A different sort of marvel animates “Kesii,” Lindsay’s sly, earthy closer. “I named this piece after a friend of mine who passed away this year at the age of 107,” she says. “The journey of life and the path it takes us on holds so much wonder and unexpected gifts.” The piece, she explains, is meant to evoke all the twists and turns a life can hold with a constantly changing series of moods, tones, and colors. “I took a 5/4 repeating clarinet phrase as a starting point, and let the music tell its own story,” Lindsay notes.

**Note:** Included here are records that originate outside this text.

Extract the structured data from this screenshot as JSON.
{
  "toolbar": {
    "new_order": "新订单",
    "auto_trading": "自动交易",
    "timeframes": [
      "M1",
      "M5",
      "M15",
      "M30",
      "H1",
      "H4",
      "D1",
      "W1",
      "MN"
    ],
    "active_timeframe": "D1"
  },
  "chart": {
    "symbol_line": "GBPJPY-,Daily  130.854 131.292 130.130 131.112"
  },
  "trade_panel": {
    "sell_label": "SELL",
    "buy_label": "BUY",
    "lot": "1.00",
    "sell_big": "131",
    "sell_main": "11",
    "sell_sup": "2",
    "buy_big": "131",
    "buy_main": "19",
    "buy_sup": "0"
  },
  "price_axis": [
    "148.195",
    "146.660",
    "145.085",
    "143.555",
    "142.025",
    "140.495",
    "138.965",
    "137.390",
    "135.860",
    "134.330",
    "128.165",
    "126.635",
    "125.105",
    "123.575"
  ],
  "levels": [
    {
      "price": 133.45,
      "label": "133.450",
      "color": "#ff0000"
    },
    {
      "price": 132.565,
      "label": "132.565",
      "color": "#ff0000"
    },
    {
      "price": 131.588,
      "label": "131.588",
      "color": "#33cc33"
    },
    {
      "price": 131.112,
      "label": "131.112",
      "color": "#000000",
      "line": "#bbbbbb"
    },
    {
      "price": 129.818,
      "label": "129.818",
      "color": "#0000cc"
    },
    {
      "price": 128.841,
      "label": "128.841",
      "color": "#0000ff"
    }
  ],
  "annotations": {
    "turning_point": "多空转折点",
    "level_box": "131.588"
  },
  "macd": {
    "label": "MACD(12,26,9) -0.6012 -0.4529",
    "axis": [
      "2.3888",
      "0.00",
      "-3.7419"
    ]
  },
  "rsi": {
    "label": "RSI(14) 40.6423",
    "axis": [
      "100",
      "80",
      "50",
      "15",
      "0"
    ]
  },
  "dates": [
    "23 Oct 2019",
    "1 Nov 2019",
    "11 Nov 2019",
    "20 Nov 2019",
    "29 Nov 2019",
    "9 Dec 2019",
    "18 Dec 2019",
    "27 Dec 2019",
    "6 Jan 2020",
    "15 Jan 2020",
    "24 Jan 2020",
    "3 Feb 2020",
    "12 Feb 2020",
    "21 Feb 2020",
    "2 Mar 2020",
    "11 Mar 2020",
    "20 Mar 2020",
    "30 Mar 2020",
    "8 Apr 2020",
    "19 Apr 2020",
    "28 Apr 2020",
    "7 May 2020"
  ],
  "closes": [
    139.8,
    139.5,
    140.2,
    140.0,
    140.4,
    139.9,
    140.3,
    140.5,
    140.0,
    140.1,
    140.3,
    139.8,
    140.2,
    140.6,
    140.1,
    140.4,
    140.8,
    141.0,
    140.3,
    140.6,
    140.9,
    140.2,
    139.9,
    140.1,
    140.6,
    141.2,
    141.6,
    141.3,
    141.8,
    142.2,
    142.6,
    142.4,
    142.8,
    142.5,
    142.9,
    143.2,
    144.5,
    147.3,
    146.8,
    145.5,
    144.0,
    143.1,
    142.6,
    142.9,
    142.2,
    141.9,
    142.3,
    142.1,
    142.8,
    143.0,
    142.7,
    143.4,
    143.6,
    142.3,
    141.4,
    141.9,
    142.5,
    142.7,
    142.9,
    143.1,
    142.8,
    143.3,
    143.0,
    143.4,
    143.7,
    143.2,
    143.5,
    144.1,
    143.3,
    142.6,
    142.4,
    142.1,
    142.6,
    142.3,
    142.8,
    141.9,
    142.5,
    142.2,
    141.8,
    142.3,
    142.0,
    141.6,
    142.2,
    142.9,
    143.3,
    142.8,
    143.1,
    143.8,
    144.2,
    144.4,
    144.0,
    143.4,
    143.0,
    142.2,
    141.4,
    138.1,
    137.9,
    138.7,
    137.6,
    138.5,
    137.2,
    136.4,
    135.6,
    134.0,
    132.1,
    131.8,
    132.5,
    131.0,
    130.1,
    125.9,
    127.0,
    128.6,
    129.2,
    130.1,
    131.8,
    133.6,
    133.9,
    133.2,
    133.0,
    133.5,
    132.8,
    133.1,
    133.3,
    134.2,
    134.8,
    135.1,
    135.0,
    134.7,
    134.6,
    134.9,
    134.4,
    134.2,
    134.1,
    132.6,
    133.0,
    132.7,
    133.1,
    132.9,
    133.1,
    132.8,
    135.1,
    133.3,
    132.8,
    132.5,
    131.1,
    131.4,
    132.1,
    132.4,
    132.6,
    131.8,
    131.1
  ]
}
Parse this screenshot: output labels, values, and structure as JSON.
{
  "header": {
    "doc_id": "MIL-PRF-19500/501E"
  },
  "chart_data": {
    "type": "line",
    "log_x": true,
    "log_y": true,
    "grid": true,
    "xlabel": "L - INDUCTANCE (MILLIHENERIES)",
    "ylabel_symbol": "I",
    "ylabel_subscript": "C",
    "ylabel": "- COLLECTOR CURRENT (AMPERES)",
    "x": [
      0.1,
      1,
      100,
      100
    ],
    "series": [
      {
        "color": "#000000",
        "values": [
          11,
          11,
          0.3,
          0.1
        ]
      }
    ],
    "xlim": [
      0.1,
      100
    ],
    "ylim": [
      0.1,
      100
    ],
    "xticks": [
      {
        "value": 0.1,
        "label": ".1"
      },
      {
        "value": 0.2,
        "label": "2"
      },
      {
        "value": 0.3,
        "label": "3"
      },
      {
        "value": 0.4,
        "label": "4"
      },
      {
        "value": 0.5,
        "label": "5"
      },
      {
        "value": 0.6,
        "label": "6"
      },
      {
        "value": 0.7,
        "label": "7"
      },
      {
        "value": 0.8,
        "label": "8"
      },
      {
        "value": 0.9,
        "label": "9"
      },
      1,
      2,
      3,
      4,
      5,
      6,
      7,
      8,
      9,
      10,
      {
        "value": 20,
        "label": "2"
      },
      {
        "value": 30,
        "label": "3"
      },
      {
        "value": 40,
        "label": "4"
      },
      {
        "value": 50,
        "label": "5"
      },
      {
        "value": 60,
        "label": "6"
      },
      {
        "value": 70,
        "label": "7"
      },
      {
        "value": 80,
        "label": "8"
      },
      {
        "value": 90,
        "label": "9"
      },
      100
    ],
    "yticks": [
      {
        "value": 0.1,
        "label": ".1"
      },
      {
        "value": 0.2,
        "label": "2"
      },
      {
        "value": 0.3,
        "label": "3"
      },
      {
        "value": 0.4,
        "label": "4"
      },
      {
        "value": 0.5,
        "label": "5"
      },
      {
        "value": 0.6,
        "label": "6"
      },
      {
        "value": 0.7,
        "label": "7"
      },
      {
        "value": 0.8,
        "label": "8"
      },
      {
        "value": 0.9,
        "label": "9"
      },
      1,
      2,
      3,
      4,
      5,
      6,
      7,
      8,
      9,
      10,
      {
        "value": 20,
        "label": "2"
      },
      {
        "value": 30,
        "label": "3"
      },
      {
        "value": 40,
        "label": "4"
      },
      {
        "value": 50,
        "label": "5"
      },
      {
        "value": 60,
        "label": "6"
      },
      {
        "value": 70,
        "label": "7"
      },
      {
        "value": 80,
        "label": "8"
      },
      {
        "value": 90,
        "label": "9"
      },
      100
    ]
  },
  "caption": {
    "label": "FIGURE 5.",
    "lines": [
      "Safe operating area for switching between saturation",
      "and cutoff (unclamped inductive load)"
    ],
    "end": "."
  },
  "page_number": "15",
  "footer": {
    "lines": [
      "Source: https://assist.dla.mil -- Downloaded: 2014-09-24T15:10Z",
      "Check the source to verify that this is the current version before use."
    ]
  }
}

Each of these five compositions tells a story worth hearing. Together, they serve to remind the listener that, for all of its unanimity of spirit and intent, Alchemy Sound Project showcases five compelling individuals, each with their own powerful creative vision. The genuine magic in the band’s work is that artists so individually strong and distinctive can fold themselves into one another’s visions so completely and sympathetically. The result is alchemy at its finest.